Old Mutual Group Chief Economist, Johann Els, has indicated that South Africa’s direct trade exposure to the US is relatively limited. While US data indicates a $9 billion trade deficit, equivalent to 2% of South Africa’s gross domestic product, local figures suggest a more modest $2 billion gap.
Els noted that, based on how other currencies, such as those in Australian and New Zealand dollars, were performing against the US dollar, the rand’s decline was not just because of the instability of the Government of National Unity (GNU). “It's a broader global question.”
Wapenaar said that the inability of politicians to work together has also done damage. “Pushing reset and trying again might lead to a stronger framework for governing the country, but it also might not. Animosity has been stirred and that will take time to heal,” he said.

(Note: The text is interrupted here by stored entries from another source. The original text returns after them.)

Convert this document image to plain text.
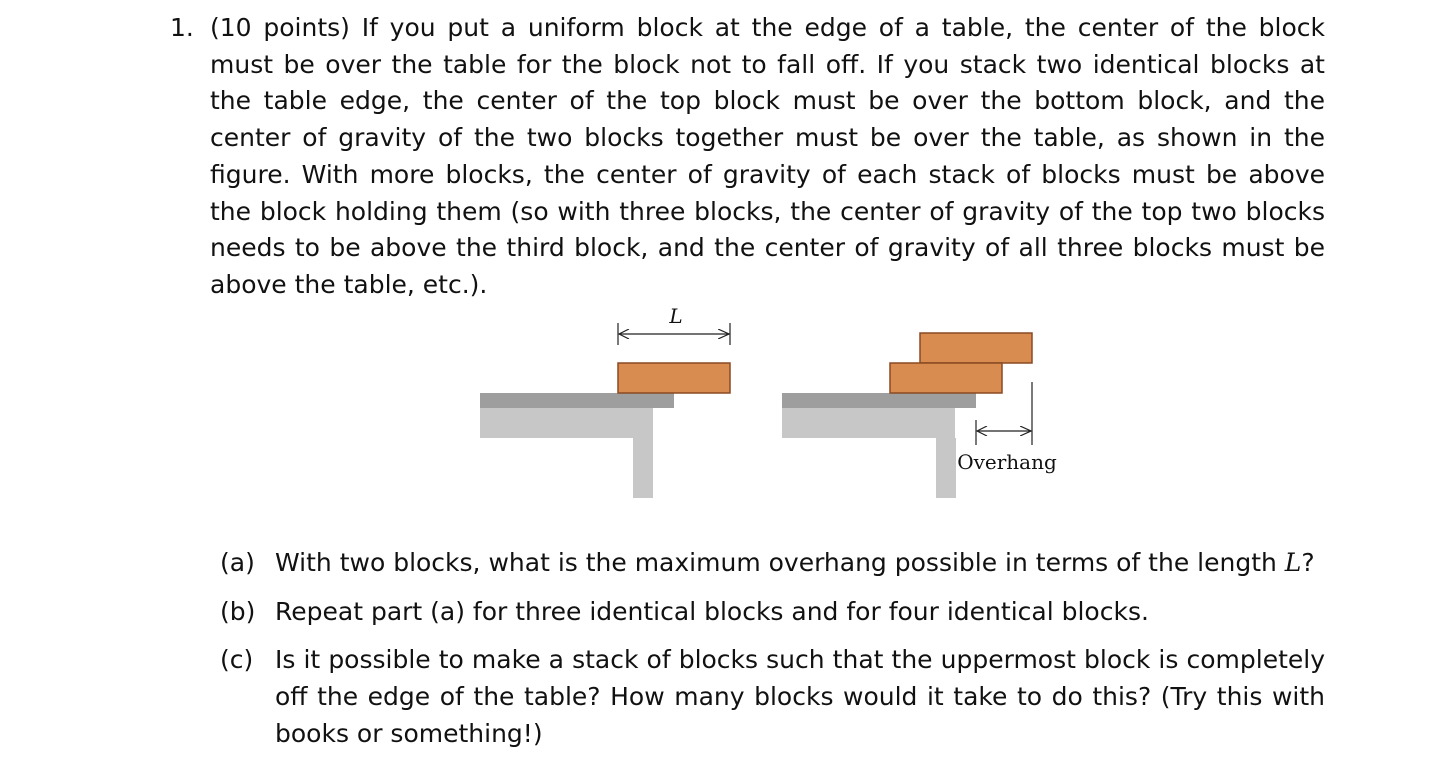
1. (10 points) If you put a uniform block at the edge of a table, the center of the block must be over the table for the block not to fall off. If you stack two identical blocks at the table edge, the center of the top block must be over the bottom block, and the center of gravity of the two blocks together must be over the table, as shown in the figure. With more blocks, the center of gravity of each stack of blocks must be above the block holding them (so with three blocks, the center of gravity of the top two blocks needs to be above the third block, and the center of gravity of all three blocks must be above the table, etc.).
L
Overhang
(a) With two blocks, what is the maximum overhang possible in terms of the length L?
(b) Repeat part (a) for three identical blocks and for four identical blocks.
(c) Is it possible to make a stack of blocks such that the uppermost block is completely off the edge of the table? How many blocks would it take to do this? (Try this with books or something!)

Global currency markets are now largely pricing out the effect of the Trump Tariffs (at least for now) while the GNU overhang remains, said Wapenaar. He said that “one can argue that much of what is in today’s price is domestics”.
Such an issue will not recover quickly, but if all were to calm down, Anchor Capital thinks that the rand will gradually drift back to the low R18 or high R17, said Wapenaar. “For now, it is clear that GNU-1 had some challenges, it is about what GNU 2.0 looks like. Next month we will focus on what the new tariffs mean,” he noted.
Els is more optimistic than Wapenaar, believing that the rand is undervalued compared to fundamentals and could reach as low as between R15 and R15.99 to the dollar over time. Much, however, hinges on what the US’ Federal Reserve does in terms of cutting interest rates as cuts could see investors seeking higher returns as the greenback would be under pressure.
“I think the Fed will cut 100 to 125 basis points in the second half of the year and the Reserve Bank likely only 50bps. So that will also support the rand,” said Els. He indicated that the local central bank may cut again from the middle of the year.